Cada 2 de noviembre, se recuerda en la Iglesia la Conmemoración de Todos los Fieles Difuntos. Se trata de una solemnidad que tiene un valor profundamente humano y teológico, ya que abarca todo el misterio de la existencia humana, desde sus orígenes hasta su fin sobre la tierra e incluso más allá de esta vida temporal.
Historia y orígenes de la conmemoración
El recuerdo de los difuntos se remonta a los principios de la historia de la humanidad. En la plenitud de los tiempos, con el evento de la Resurrección de Jesús, la memoria y la piedad hacia ellos se enriqueció radicalmente. Ya los primeros cristianos, como se puede ver fácilmente en las catacumbas, esculpían en las tumbas la figura de Lázaro resucitado, como signo de la esperanza de que su pariente amado también volvería a la vida gracias a Cristo (cf. Jn 11, 38-44).
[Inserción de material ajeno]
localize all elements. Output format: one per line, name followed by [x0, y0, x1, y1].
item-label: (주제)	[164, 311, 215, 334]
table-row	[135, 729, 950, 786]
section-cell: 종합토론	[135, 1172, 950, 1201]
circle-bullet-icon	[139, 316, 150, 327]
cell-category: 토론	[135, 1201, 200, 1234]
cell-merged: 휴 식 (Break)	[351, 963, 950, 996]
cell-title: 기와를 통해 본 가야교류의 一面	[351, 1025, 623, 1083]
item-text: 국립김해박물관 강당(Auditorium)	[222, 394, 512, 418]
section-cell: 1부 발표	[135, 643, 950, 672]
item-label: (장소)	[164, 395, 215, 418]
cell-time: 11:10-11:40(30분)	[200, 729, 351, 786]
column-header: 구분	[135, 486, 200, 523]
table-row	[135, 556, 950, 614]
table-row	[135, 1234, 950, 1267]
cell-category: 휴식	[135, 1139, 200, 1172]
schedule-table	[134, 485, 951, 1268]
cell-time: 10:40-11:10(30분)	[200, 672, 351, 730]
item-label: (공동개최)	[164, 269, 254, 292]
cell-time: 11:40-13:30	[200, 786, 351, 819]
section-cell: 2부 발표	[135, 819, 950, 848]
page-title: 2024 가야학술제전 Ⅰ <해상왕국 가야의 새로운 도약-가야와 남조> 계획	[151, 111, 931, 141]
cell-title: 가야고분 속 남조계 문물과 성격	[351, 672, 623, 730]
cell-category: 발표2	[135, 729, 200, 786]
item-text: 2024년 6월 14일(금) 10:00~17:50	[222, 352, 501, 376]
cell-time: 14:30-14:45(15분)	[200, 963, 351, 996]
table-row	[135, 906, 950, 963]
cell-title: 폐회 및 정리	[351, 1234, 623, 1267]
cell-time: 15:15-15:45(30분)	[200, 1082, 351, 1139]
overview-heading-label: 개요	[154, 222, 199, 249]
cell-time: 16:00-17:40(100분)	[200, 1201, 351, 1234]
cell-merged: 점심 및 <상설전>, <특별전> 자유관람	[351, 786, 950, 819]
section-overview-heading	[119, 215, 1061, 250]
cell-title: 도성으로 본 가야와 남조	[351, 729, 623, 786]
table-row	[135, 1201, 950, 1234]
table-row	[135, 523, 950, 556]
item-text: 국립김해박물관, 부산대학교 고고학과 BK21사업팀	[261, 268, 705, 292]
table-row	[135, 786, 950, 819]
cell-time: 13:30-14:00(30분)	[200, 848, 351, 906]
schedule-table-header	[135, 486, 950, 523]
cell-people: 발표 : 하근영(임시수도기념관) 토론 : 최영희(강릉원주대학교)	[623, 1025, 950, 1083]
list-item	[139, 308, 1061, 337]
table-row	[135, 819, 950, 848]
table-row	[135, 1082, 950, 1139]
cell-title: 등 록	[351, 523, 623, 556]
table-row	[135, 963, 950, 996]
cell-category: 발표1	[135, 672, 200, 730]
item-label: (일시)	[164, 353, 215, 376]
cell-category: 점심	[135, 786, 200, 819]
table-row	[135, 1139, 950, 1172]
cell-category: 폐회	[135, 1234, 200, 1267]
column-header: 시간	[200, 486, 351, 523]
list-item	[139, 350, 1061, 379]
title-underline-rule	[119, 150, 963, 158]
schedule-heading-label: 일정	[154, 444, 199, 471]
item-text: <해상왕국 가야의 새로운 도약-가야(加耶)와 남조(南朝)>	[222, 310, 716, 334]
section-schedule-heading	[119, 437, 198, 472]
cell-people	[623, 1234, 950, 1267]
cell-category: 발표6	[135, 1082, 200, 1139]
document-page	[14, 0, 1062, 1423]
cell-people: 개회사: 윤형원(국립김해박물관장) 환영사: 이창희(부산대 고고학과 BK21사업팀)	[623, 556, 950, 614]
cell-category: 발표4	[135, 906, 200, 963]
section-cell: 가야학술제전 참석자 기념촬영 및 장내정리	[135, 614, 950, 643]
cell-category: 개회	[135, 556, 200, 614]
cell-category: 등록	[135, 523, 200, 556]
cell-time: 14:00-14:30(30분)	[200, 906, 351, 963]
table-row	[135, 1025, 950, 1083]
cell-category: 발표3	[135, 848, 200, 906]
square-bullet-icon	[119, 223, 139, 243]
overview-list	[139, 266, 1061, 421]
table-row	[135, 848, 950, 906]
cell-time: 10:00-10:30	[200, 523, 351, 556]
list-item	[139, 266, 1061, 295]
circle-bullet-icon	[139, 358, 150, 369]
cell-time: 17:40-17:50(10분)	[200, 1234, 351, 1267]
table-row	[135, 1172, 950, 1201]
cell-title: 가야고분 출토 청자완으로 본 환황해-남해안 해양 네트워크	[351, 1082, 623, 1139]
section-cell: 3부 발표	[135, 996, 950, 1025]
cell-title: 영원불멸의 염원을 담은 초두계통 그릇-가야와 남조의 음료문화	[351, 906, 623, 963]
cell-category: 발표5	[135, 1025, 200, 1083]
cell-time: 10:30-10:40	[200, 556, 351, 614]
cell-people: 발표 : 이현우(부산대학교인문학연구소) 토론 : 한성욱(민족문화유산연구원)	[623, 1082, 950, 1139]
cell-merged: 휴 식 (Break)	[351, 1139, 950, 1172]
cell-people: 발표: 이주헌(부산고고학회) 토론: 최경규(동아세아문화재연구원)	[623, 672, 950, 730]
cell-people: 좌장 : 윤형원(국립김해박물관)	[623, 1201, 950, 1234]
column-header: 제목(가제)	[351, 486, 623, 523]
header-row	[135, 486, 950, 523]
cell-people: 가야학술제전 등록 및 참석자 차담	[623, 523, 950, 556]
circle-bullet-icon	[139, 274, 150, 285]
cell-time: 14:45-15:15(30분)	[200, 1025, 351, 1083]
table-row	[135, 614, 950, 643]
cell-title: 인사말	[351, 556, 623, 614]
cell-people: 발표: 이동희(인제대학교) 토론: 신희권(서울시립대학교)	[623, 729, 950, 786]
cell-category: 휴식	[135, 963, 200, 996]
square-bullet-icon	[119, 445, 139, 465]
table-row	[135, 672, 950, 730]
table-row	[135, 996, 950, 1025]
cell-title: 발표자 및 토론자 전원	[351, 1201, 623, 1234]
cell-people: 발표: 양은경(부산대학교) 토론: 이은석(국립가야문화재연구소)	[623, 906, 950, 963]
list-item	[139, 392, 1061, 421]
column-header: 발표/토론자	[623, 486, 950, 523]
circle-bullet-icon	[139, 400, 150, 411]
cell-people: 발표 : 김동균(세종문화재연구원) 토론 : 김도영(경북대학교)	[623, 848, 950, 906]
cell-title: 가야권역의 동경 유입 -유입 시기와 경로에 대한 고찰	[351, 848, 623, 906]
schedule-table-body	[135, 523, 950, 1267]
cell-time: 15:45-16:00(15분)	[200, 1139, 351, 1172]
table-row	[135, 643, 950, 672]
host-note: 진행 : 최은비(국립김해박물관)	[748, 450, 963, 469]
Pero sólo en el siglo IX aparece la conmemoración litúrgica de los difuntos, herencia de la costumbre monástica ya en boga en el siglo VII de consagrar, dentro de los monasterios, un día entero a la oración por los difuntos. La práctica, sin embargo, ya estaba presente en el rito bizantino que celebraba a los difuntos el sábado anterior al inicio de la cuaresma o en un período entre finales de enero y el mes de febrero.
Más tarde, en el año 809, el obispo de Tréveris, Amalario Fortunato de Metz, colocaría la memoria litúrgica de los difuntos -que esperan contemplar el rostro del Padre- al día siguiente de la dedicada a los santos, que ya gozan de la vida divina. Finalmente, en el año 998, a disposición del Abad de Cluny, Odilón di Mercoeur, se fijó la solemnidad para el 2 de noviembre incluyendo un período de preparación de nueve días, conocido como la Novena de los Difuntos, que comienza el 24 de octubre.